Based on one set of calculations, the 300-mile variant of the Tesla Semi will need a battery capacity of 568.44kWh and the 500-mile variant will require one with a 947.40 kWh capacity. Based on the energy density of currently available batteries, they will weigh 4.7 and 7.9 tons and cost $108K and $180k respectively.
For the 500-mile variant, the truck weight will come out to about 15 tons — leaving 21 tons for cargo, which is about the same as a conventional truck. However, just the battery alone is more expensive than a traditional truck yet it has a much shorter range. Even if the operating cost is 20% lower than conventional diesel-powered trucks, it’ll take a lot longer for trucking companies to see a positive ROI with the Tesla Semi.
Is Electric Commercial Fleet a Losing Proposition?
Not exactly! If we look at the Tesla Semi, it’s not hard to see that electrification is essential for the trucking industry and the planet. The extremely efficient engine means it will use only 25% of the energy required by a conventional truck and most of it can come from renewable sources. An electric fleet can drastically reduce the greenhouse gas emissions of the trucking industry…
…if we can solve the range problem!
BUT… it’s not about inventing new batteries or building faster-charging stations because these solutions, no matter how good, are constrained by the law of physics and the amount of power the current infrastructure can transmit.
However, there’s one way to destroy the “range vs. payload” dilemma once and for all.
Think about it. “Range” isn’t an issue when we talk about diesel trucks. It’s not because they have a bottomless fuel tank but it’s because they can be refueled quickly and back on the road to generate profits within minutes.
The range problem is only a problem when an electric truck needs to sit idle for hours to charge.
If we can bring the time required to “recharge” an electric truck to the amount of time comparable to pumping diesel into a conventional truck using existing infrastructure for handling liquid fuels — we don’t need big bad batteries.
We can reduce the truck weight to make room for more payload and generate a better ROI within a shorter time horizon.
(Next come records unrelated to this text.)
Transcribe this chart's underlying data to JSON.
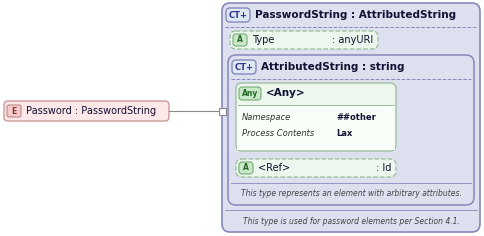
{
  "bg_color": "#ffffff",
  "outer_panel_color": "#dde0ef",
  "outer_panel_border": "#8888bb",
  "inner_panel_color": "#dde0ef",
  "inner_panel_border": "#8888bb",
  "attr_box_fill": "#edf7ed",
  "attr_box_border": "#99bb99",
  "any_box_fill": "#edf7ed",
  "any_box_border": "#99bb99",
  "any_inner_fill": "#f8fff8",
  "ct_badge_fill": "#dde8f5",
  "ct_badge_border": "#8888bb",
  "a_badge_fill": "#c8e8c8",
  "a_badge_border": "#77aa77",
  "any_badge_fill": "#c8e8c8",
  "any_badge_border": "#77aa77",
  "elem_fill": "#fce8e8",
  "elem_border": "#cc9999",
  "e_badge_fill": "#f5cccc",
  "e_badge_border": "#bb8888",
  "title_outer": "PasswordString : AttributedString",
  "title_inner": "AttributedString : string",
  "attr1_badge": "A",
  "attr1_name": "Type",
  "attr1_type": ": anyURI",
  "any_badge": "Any",
  "any_name": "<Any>",
  "ns_label": "Namespace",
  "ns_value": "##other",
  "pc_label": "Process Contents",
  "pc_value": "Lax",
  "attr2_badge": "A",
  "attr2_name": "<Ref>",
  "attr2_type": ": Id",
  "note_inner": "This type represents an element with arbitrary attributes.",
  "note_outer": "This type is used for password elements per Section 4.1.",
  "elem_badge": "E",
  "elem_name": "Password : PasswordString",
  "ct_badge": "CT+",
  "ct_badge2": "CT+"
}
Have Your Cake and Eat It Too
To get the best of both worlds, we need battery-powered trucks that can use renewable energy sources and be refueled in minutes, just like conventional trucks.
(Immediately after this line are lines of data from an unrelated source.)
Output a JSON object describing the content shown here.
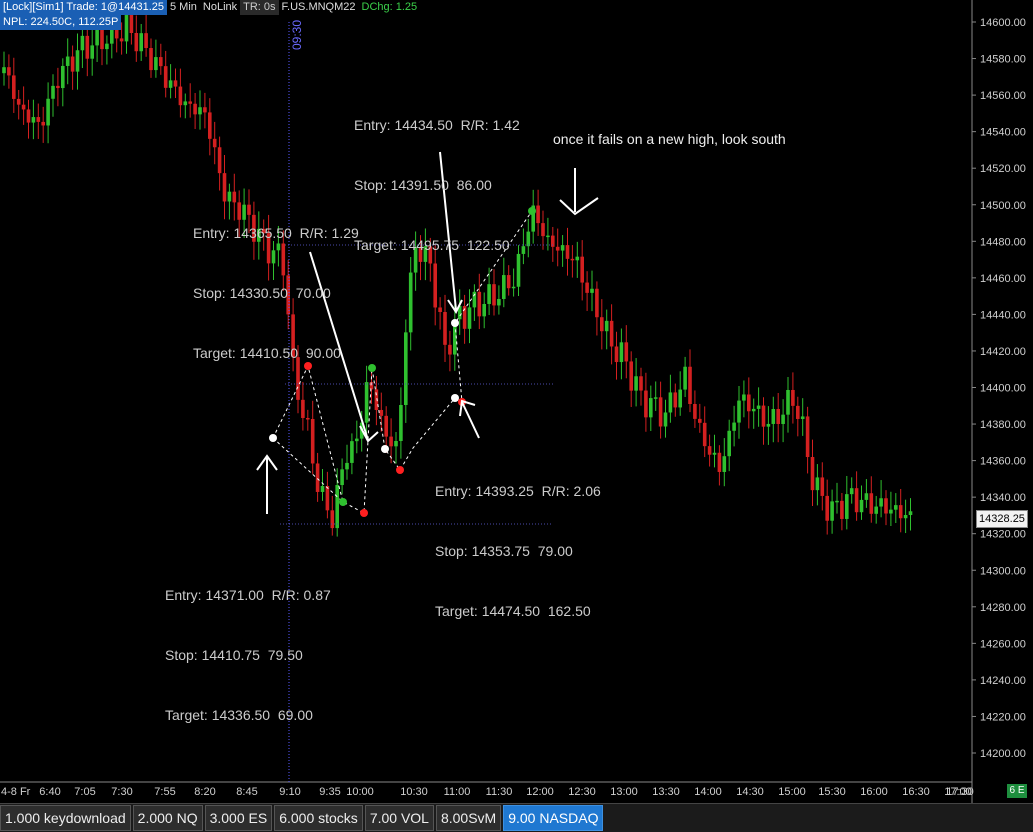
{
  "header": {
    "line1": [
      {
        "text": "[Lock][Sim1]  Trade: 1@14431.25",
        "style": "blue"
      },
      {
        "text": "5 Min",
        "style": "plain"
      },
      {
        "text": "NoLink",
        "style": "plain"
      },
      {
        "text": "TR: 0s",
        "style": "dim"
      },
      {
        "text": "F.US.MNQM22",
        "style": "plain"
      },
      {
        "text": "DChg: 1.25",
        "style": "green"
      }
    ],
    "line2": "NPL: 224.50C, 112.25P"
  },
  "session_label": "09:30",
  "price_axis": {
    "labels": [
      "14600.00",
      "14580.00",
      "14560.00",
      "14540.00",
      "14520.00",
      "14500.00",
      "14480.00",
      "14460.00",
      "14440.00",
      "14420.00",
      "14400.00",
      "14380.00",
      "14360.00",
      "14340.00",
      "14320.00",
      "14300.00",
      "14280.00",
      "14260.00",
      "14240.00",
      "14220.00",
      "14200.00"
    ],
    "last_price": "14328.25"
  },
  "time_axis": {
    "labels": [
      "4-8 Fr",
      "6:40",
      "7:05",
      "7:30",
      "7:55",
      "8:20",
      "8:45",
      "9:10",
      "9:35",
      "10:00",
      "10:30",
      "11:00",
      "11:30",
      "12:00",
      "12:30",
      "13:00",
      "13:30",
      "14:00",
      "14:30",
      "15:00",
      "15:30",
      "16:00",
      "16:30",
      "17:00",
      "17:30"
    ]
  },
  "corner_badge": "6 E",
  "annotations": {
    "trade1": {
      "entry": "Entry: 14365.50  R/R: 1.29",
      "stop": "Stop: 14330.50  70.00",
      "target": "Target: 14410.50  90.00"
    },
    "trade2": {
      "entry": "Entry: 14434.50  R/R: 1.42",
      "stop": "Stop: 14391.50  86.00",
      "target": "Target: 14495.75  122.50"
    },
    "trade3": {
      "entry": "Entry: 14393.25  R/R: 2.06",
      "stop": "Stop: 14353.75  79.00",
      "target": "Target: 14474.50  162.50"
    },
    "trade4": {
      "entry": "Entry: 14371.00  R/R: 0.87",
      "stop": "Stop: 14410.75  79.50",
      "target": "Target: 14336.50  69.00"
    },
    "note": "once it fails on a new high, look south"
  },
  "tabs": [
    {
      "label": "1.000 keydownload",
      "active": false
    },
    {
      "label": "2.000 NQ",
      "active": false
    },
    {
      "label": "3.000 ES",
      "active": false
    },
    {
      "label": "6.000 stocks",
      "active": false
    },
    {
      "label": "7.00 VOL",
      "active": false
    },
    {
      "label": "8.00SvM",
      "active": false
    },
    {
      "label": "9.00 NASDAQ",
      "active": true
    }
  ],
  "colors": {
    "up": "#2fc02f",
    "down": "#d42020",
    "axis_text": "#d0d0d0",
    "session_line": "#5a5aff",
    "tab_active": "#1f78d1"
  }
}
Instead of a monolithic battery block, the String Cells are small battery units that offer the flexibility to fuel up an EV with as much or as little power as required by each specific trip. The weight/range vs. payload equation can be optimized each and every time to maximize profits.
Meanwhile, the liquefaction technology allows us to handle the String Cells as if they’re liquid fuels (i.e., diesel and gasoline,) without having to drastically retool existing business processes and infrastructure. The refueling process involves swapping out used String Cells with new ones at a charging station — a process that’d only take 2-3 minutes.
Our system essentially allows electrified trucks to be operated as if they were diesel-powered trucks — without the environmental impact.
The Via Baltica Electrification Project is a proposal to implement an “electric highway” on a 574-km stretch of Via Baltica from Tallinn, Estonia to Kaunas, Lithuania.
Electric trucks can be outfitted with our String Tank technology and be equipped with a 400kWh battery that costs around €80,000 (approximately US$86,300.) The battery is lighter and more economically viable when compared to Tesla Semi’s battery, which is 947 kWh and costs $180,000. Because the battery is smaller, the payload can be higher (about 2,500kg more) and so is the ROI.
Meanwhile, we can leverage the existing refueling infrastructure along the route where trucks can stop and have used batteries swapped out — just like they would with diesel or gasoline.
Using Tanktwo’s system, electric trucks can be on the road for 23 hours 50 minutes a day — optimizing profitability while ensuring that businesses are future-proofed to meet the most stringent environmental regulations that are yet to come.